When Visual Grounding Meets Gigapixel-level Large-scale Scenes: Benchmark and Approach
Tao Ma, Bing Bai, Haozhe Lin, Heyuan Wang, Yu Wang, Lin Luo, Lu Fang
Visual grounding refers to the process of associating natural language expressions with corresponding regions within an image. Existing benchmarks for visual grounding primarily operate within small-scale scenes with a few objects. Nevertheless recent advances in imaging technology have enabled the acquisition of gigapixel-level images providing high-resolution details in large-scale scenes containing numerous objects. To bridge this gap between imaging and computer vision benchmarks and make grounding more practically valuable we introduce a novel dataset named GigaGrounding designed to challenge visual grounding models in gigapixel-level large-scale scenes.
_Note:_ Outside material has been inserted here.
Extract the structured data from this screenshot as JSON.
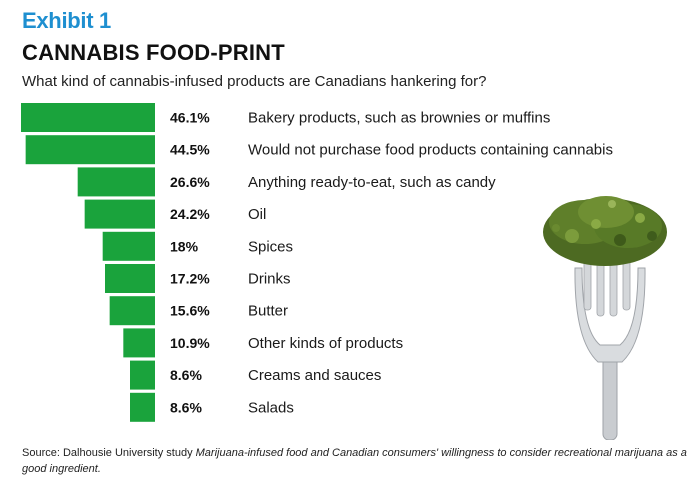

We extensively analyze and compare the dataset with existing benchmarks demonstrating that GigaGrounding presents unique challenges such as large-scale scene understanding gigapixel-level resolution significant variations in object scales and the "multi-hop expressions". Furthermore we introduced a simple yet effective grounding approach which employs a "glance-to-zoom-in" paradigm and exhibits enhanced capabilities for addressing the GigaGrounding task. The dataset is available at www.gigavision.ai.